Azure Data Factory is a cloud-based data integration service that allows you to create data-driven workflows in the cloud for data movement and transformation.
With a user-friendly drag-and-drop interface, Azure Data Factory makes it easy to build ETL and ELT pipelines without writing any code.
Data engineers like myself use Azure Data Factory to automate data flows between different data sources.
For example, I use it to load data from SQL databases into data warehouses like Azure Synapse Analytics. The service handles all the complex plumbing needed for reliable and secure data transfers at scale.
In this tutorial, we’ll walk through the steps to create a simple pipeline to copy data from an Azure blob storage account to an Azure SQL database. Along the way, you’ll get hands-on experience with some of the key concepts and features of Azure Data Factory.
So let’s get started building Microsoft Azure Synapse analytics pipelines!
Prerequisites
- Azure subscription
- Azure blob storage account with sample data
- Azure SQL database instance
Step 1 – Create a Data Factory
The first step is to create an instance of Azure Data Factory in your Azure subscription. You can do this through the Azure portal, Azure PowerShell, or Azure CLI.
Once your Data Factory is created, you can start adding linked services, datasets, and pipelines to it.
Data Factory provides a browser-based UI for authoring and monitoring your data integration flows.
Step 2 – Create Linked Services
Linked services define connections to external data sources and compute environments.
For our simple pipeline, we need to create two linked services:
- Azure Blob Storage – Points to the blob storage account containing our source data
- Azure SQL Database – Points to the target SQL database instance
Creating linked services is as easy as filling out connection details through the Data Factory UI.
Step 3 – Create Datasets
Datasets represent data structures within linked data sources. Here, we need one dataset for the source blob container and another for the target SQL table.
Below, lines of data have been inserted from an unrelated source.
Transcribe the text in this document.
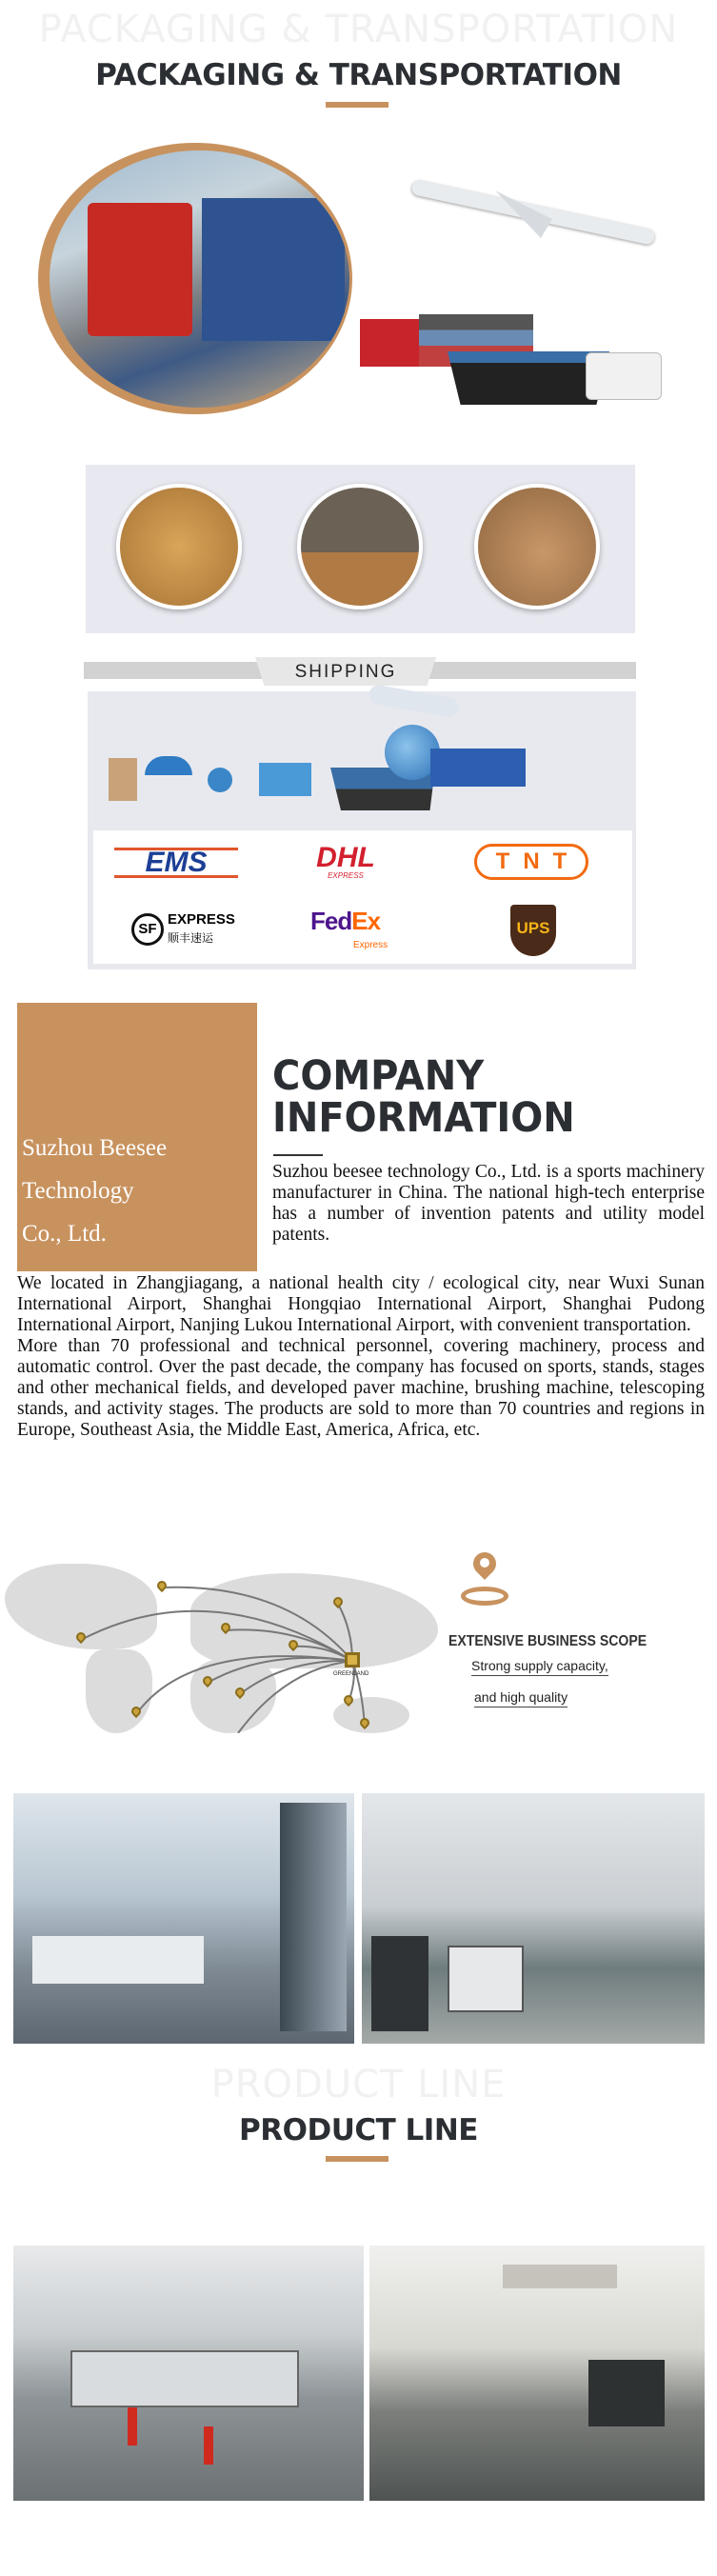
PACKAGING & TRANSPORTATION
PACKAGING & TRANSPORTATION
SHIPPING
EMS	DHL
EXPRESS
TNT
SF
EXPRESS
顺丰速运
FedEx
Express
UPS
Suzhou Beesee
Technology
Co., Ltd.
COMPANY
INFORMATION

Suzhou beesee technology Co., Ltd. is a sports machinery manufacturer in China. The national high-tech enterprise has a number of invention patents and utility model patents.

We located in Zhangjiagang, a national health city / ecological city, near Wuxi Sunan International Airport, Shanghai Hongqiao International Airport, Shanghai Pudong International Airport, Nanjing Lukou International Airport, with convenient transportation.

More than 70 professional and technical personnel, covering machinery, process and automatic control. Over the past decade, the company has focused on sports, stands, stages and other mechanical fields, and developed paver machine, brushing machine, telescoping stands, and activity stages. The products are sold to more than 70 countries and regions in Europe, Southeast Asia, the Middle East, America, Africa, etc.

GREENLAND
EXTENSIVE BUSINESS SCOPE
Strong supply capacity,
and high quality
PRODUCT LINE
PRODUCT LINE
The source dataset specifies the blob container and folder containing the data. The sink dataset specifies the SQL table we want to insert data into.
Step 4 – Create a Pipeline
Now we can create a pipeline with a Copy activity to move data from our source dataset to the sink dataset.
Within the pipeline canvas, drag the Copy activity onto the pipeline surface. Then specify the source and sink datasets, mapping any required columns.
That’s all it takes to define the data flow logic! Azure Data Factory handles all the underlying data movement.
Step 5 – Debug and Publish
Once your pipeline is defined, you can debug it right within the UI by using debug runs. This lets you test and validate your workflows before publishing.
After debugging, hit publish to deploy your pipeline to the Azure Data Factory service. Your data integration workflow will now run on a configurable schedule. And that’s it – in just 5 simple steps, you’ve built your first Azure Data Factory pipeline! While our example was basic, the same principles apply to much more complex enterprise-grade ETL/ELT workflows.